This Is Your Brain on Drugs

It turned out to be a perfect evening for my rendezvous with the BrainBot — two cancelled flights and the attendant airport fracas, a rerouting to Oakland and a rush-hour crossing of the soaring new Bay Bridge into San Francisco.

As the traffic crawled toward the intimidating bottleneck of the toll complex, as my elevated blood pressure thundered in my temples, as a roomful of scientists and technicians checked their watches yet again and grazed the crafts table, anticipating my hours-delayed arrival,  all I could think about was the tranquil cloud of cannabinoids that awaited me in Dogpatch.

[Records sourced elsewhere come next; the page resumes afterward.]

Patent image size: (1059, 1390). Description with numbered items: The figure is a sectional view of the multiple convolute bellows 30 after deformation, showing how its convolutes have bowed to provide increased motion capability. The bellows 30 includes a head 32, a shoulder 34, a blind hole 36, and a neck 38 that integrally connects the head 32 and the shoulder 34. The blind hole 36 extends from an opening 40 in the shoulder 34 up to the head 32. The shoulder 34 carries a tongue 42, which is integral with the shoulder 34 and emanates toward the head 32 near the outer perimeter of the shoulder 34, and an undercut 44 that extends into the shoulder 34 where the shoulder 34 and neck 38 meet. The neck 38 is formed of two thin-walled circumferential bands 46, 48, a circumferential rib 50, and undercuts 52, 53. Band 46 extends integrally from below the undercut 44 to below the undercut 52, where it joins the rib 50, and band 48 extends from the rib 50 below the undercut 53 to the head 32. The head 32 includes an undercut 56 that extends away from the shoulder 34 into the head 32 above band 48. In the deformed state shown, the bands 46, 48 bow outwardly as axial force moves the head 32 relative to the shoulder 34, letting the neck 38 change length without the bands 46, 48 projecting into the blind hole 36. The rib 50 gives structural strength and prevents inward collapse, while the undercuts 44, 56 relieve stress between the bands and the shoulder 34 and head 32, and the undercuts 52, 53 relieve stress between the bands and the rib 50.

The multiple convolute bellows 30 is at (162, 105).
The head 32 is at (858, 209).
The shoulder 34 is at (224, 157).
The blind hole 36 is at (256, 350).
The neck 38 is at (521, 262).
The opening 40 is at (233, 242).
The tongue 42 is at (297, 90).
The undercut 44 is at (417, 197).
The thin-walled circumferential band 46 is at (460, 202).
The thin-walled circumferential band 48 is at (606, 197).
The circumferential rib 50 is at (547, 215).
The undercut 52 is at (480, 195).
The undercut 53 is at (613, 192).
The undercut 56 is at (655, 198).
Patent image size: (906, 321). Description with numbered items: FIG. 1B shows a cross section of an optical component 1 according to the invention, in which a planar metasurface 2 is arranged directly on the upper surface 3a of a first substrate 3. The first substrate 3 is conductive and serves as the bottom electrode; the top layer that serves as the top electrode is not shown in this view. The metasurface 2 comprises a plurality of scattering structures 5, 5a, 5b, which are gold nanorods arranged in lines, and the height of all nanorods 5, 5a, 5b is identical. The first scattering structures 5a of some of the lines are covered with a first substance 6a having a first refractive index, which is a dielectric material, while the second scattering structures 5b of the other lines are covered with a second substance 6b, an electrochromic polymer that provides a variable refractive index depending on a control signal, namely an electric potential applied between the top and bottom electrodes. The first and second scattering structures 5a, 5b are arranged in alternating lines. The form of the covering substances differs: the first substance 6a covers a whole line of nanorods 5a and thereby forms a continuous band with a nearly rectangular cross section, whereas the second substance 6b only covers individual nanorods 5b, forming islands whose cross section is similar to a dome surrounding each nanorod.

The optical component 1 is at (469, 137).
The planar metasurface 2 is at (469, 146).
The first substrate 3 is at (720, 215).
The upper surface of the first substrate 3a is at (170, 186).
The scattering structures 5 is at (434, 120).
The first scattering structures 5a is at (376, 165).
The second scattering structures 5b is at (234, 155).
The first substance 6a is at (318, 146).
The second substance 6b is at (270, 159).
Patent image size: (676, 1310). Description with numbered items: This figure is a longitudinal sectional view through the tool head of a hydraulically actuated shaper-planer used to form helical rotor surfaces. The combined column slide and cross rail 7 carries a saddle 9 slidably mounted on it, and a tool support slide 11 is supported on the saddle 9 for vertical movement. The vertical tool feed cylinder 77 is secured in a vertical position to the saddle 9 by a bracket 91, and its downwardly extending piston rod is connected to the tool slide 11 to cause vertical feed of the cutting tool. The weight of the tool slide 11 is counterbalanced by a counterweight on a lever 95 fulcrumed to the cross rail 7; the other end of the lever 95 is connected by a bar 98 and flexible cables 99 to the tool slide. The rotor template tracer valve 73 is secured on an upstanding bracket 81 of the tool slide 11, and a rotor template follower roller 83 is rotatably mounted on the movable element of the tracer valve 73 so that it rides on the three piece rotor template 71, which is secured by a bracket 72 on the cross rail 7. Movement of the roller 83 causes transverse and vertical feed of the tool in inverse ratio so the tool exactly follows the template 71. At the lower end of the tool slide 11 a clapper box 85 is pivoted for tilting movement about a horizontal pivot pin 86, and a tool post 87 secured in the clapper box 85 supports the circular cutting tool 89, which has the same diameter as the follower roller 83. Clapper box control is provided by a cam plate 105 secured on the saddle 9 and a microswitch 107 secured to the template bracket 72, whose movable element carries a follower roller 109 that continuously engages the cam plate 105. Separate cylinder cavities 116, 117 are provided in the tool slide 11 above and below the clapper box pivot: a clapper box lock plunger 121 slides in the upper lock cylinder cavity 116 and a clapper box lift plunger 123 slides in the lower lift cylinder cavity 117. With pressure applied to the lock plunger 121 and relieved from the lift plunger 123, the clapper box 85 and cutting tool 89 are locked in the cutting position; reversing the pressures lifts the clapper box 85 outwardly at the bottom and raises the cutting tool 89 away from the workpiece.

Brainbot is the embryonic creation of a company called PotBotics, the first biotech company to merge robotics, artificial intelligence and electroencephalography to bring to the medical use of marijuana the same measurable diagnostic precision that is applied to conventional western medicines. When their research is complete and their algorithms are finished, says David Goldstein, the company’s 22-year-old director of communications, BrainBot will supply doctors with a tool to effectively identify the type and strength of marijuana that would best suit a patient’s particular needs.

I arrived at last, medicard in hand, at the designated location — a tall building in a loft/warehouse district hard against the waterfront called Dogpatch. Named for the middle-of-nowhere setting it has in common with the classic comic strip, Li’l Abner — or for the packs of dogs that used to scavenge discarded meat parts from nearby Butchertown — Dogpatch seemed a suitable high/low setting for our mission.

Directed to a chair, I was fitted with a plastic electrode helmet by an EEG technician named Annette.  A gooey gel was involved, but Annette was nimble and put me at ease.  A ten minute baseline was recorded. I can remember only one thought:
When do I get to smoke?

BrainBot could be in production as soon as 2015. Eventually, a patient would be administered his or her cannabis in the form of a pill or other edible concentrate, something dosage-controllable.

For the purposes of our demonstration, I was instead handed a fatty.

Cone rolled with a crutch filter and a long rat tail like a dynamite fuse, it was an unapologetically large joint, constructed from a strain of indica called Organic OG.

I lit up. I may have coughed a few times. Everyone stood around and watched me — a lab rat with a shit-eating grin. Included in the crowd was PotBotics chief researcher Dr. Baruch Goldstein, David’s dad, an affible Latvian immigrant with two decades experience in the field of artificial intelligence and robotics. For the record, PotBotics is actually headquartered in San Mateo, CA.  The office complex where they lease was not amenable to on-site smoking, the reason for the Dogpatch venue.

After a few minutes, I passed the dutchie to the left hand side and closed my eyes as ordered. The EEG was restarted.

Sitting quietly and taking measured breaths, the gray veil of my shitty day begin to lift. I felt a cool breeze flowing through the open loft window, carrying with it the briny smell of the bay. Cars honked, busses squeaked to a stop, a light rail train clattered past, a barge whistle blew, laughter echoed off the walls of the old and restored buildings.

And then I thought: This is my brain on drugs.

One week later, I had a phone/internet conference to review my results. Present were David Goldstein and a thickly-accented neurologist who would rather not have his name revealed for fear his work in the marijuana field would taint his standing in the legitimate medical community.

Had this been the future, the doctor explained,  and had I some sort of brain pathology — for instance a concussion or epilepsy, especially certain types of epilepsy which marijuana has been shown to effectively treat —  and had the ongoing research been yet completed, establishing the biomarkers needed by doctors to understand specifically what they’re looking at and what they need to prescribe. . . the doctor would have been able to look at my EEG and tell me what kind of pot I needed to make me feel better, or perhaps to have fewer seizures. It took him about 88 minutes to explain all this; it was pretty darn interesting. Going forward, the company hopes to focus on a catalog of ailments, including insomnia, pain, and anxiety.

Specific to my own little EEG demonstration, I am happy to report that the doctor found that I was emitting, both before and after smoking, “gorgeous alpha waves, very symmetrical, the indication of a normal brain.”

Interestingly, the doctor said, about six minutes after I smoked—during which time I was still in my chair with my eyes closed listening to the night sounds of the city— my alpha waves, the ones that reflect a relaxed, reflective state of mind, became longer and more disorganized-looking.

The doctor explained: “Here, the alpha is completely vanishing. . . and we see the appearance of a central theta wave,” a drowsy, meditative state.

The scientific evidence was clear.

 In layman’s terms, I was wasted.

Luckily I had lined up a designated driver.